そんなくだらない事を考えつつテレビを点けると、朝の星座占いが流れていた。私の星座は6位となんとも微妙な順位で、ラッキーアイテムはクローバーらしい。占いを信じない私にとってはどうでもいい情報だ。つまらない番組ばかりが流れるテレビを消して大きく伸びをすると、椅子から立ち上がり身支度をする為にキッチン横の部屋に設けられた洗面所に向かう。そういえば、歯磨き粉がそろそろ無くなりそうだった気がする。買い置きはまだあっただろうか。
手早く身支度を終えた私が愛用の鞄を持って玄関から外に出ると、生温い風が優しく頬を撫でた。湿り気を帯びたその風は、若干ではあるが私の不快感を刺激する。まだ初夏だというのに早く秋にならないものかと思ってしまうのには、我ながらなんとも気の早い事だと呆れてしまう。
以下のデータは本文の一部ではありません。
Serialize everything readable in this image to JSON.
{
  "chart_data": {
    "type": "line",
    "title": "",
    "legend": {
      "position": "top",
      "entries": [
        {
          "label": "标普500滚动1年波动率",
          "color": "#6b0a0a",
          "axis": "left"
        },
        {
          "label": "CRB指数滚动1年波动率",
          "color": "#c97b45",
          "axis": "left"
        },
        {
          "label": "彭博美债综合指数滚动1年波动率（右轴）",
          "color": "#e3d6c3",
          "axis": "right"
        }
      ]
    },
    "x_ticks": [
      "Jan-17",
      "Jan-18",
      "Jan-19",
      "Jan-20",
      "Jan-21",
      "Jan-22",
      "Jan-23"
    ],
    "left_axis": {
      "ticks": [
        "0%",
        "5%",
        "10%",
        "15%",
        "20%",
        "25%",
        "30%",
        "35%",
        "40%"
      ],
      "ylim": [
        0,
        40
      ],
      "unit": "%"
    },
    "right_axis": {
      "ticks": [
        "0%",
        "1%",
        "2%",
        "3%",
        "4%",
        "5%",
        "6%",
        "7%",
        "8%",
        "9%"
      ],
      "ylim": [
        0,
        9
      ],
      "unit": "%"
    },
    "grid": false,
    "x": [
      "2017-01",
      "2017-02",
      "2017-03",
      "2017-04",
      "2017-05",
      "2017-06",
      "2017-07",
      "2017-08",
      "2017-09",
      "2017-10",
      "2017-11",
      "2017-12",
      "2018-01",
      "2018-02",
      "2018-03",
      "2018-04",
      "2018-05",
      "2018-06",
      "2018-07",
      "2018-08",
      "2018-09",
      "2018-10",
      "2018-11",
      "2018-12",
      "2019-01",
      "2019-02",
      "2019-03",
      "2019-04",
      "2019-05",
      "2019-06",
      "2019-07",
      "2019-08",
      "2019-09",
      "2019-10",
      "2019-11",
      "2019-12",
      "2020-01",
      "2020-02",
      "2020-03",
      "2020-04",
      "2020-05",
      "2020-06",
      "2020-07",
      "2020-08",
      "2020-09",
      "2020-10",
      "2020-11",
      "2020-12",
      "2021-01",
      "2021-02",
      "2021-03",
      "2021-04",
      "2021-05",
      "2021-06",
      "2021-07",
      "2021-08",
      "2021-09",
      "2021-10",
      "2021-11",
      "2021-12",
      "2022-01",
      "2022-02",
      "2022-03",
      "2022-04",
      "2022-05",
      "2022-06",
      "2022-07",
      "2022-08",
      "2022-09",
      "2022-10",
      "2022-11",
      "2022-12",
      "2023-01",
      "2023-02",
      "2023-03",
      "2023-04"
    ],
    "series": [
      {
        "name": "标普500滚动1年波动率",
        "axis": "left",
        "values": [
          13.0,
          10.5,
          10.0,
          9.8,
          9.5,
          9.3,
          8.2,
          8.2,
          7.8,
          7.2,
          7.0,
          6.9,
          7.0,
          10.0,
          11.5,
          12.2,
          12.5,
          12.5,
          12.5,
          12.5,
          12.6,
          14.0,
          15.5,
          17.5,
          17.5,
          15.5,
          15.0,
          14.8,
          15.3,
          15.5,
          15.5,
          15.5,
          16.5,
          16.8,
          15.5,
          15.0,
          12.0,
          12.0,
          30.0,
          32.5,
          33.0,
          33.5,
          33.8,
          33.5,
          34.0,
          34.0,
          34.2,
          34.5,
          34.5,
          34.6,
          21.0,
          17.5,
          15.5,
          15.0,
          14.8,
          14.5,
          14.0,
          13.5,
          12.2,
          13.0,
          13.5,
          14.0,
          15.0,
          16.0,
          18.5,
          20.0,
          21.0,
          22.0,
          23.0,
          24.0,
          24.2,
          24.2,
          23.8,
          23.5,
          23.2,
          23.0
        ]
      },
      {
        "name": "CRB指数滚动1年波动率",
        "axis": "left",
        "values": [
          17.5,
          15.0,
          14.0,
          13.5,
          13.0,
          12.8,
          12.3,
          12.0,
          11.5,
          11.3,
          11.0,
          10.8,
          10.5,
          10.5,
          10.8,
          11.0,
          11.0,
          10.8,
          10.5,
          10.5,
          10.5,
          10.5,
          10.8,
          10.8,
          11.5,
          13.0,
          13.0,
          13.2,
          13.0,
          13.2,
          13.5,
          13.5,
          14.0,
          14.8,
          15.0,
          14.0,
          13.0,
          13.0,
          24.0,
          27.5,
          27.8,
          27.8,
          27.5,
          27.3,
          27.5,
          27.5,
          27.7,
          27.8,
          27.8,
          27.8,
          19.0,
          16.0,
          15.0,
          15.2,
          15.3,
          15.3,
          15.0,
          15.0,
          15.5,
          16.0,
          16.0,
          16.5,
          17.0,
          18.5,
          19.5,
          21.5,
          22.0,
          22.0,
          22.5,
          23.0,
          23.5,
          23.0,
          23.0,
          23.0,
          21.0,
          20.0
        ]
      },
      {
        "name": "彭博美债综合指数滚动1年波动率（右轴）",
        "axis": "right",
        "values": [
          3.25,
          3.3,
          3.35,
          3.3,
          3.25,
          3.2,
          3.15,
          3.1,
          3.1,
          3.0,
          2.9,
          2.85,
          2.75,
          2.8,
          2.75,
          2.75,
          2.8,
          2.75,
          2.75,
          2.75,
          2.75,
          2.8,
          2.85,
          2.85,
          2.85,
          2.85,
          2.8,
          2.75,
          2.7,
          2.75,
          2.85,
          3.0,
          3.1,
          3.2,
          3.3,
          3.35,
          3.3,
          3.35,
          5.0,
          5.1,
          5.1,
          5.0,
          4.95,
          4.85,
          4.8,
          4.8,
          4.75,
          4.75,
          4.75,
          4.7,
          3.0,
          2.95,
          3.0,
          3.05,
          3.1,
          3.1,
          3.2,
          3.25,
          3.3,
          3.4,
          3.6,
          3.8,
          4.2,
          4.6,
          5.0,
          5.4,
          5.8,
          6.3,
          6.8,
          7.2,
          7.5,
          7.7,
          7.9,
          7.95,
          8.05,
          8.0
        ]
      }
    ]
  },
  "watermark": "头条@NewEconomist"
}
「おはよう暁美さ……あ、違、えっと……ほ、ほむらちゃん!」
家の鍵を閉めて小さく欠伸をすると、背後から聞きなれた声が響いた。ソプラノ音階の可愛らしい少女の声だ。
「おはよう、詩野さん」
緩慢な動作で振り向くと、予想通り花の様に朗らかな笑みを浮かべる詩野茜が立っていた。
今の彼女は、見て分かる程に全身から元気が溢れている。どうやら本来の彼女は、私の知る姿とは随分と違うらしい。まあ、愛家で私を異様に持ち上げていたところを考えるに、私と上手に接する為の距離感が掴めていなかったからあんな態度だったのかもしれない。愛家に誘ったお陰で彼女との距離が縮まった、そう考えると何か得した気分になるのは何故だろうか。
「学校、一緒に行こ?」
「ええ」
私は詩野さんの隣に並び立つと、一緒に学校に向けて歩きだした。いつもとは少し違う朝だが、こういうのも悪くはない。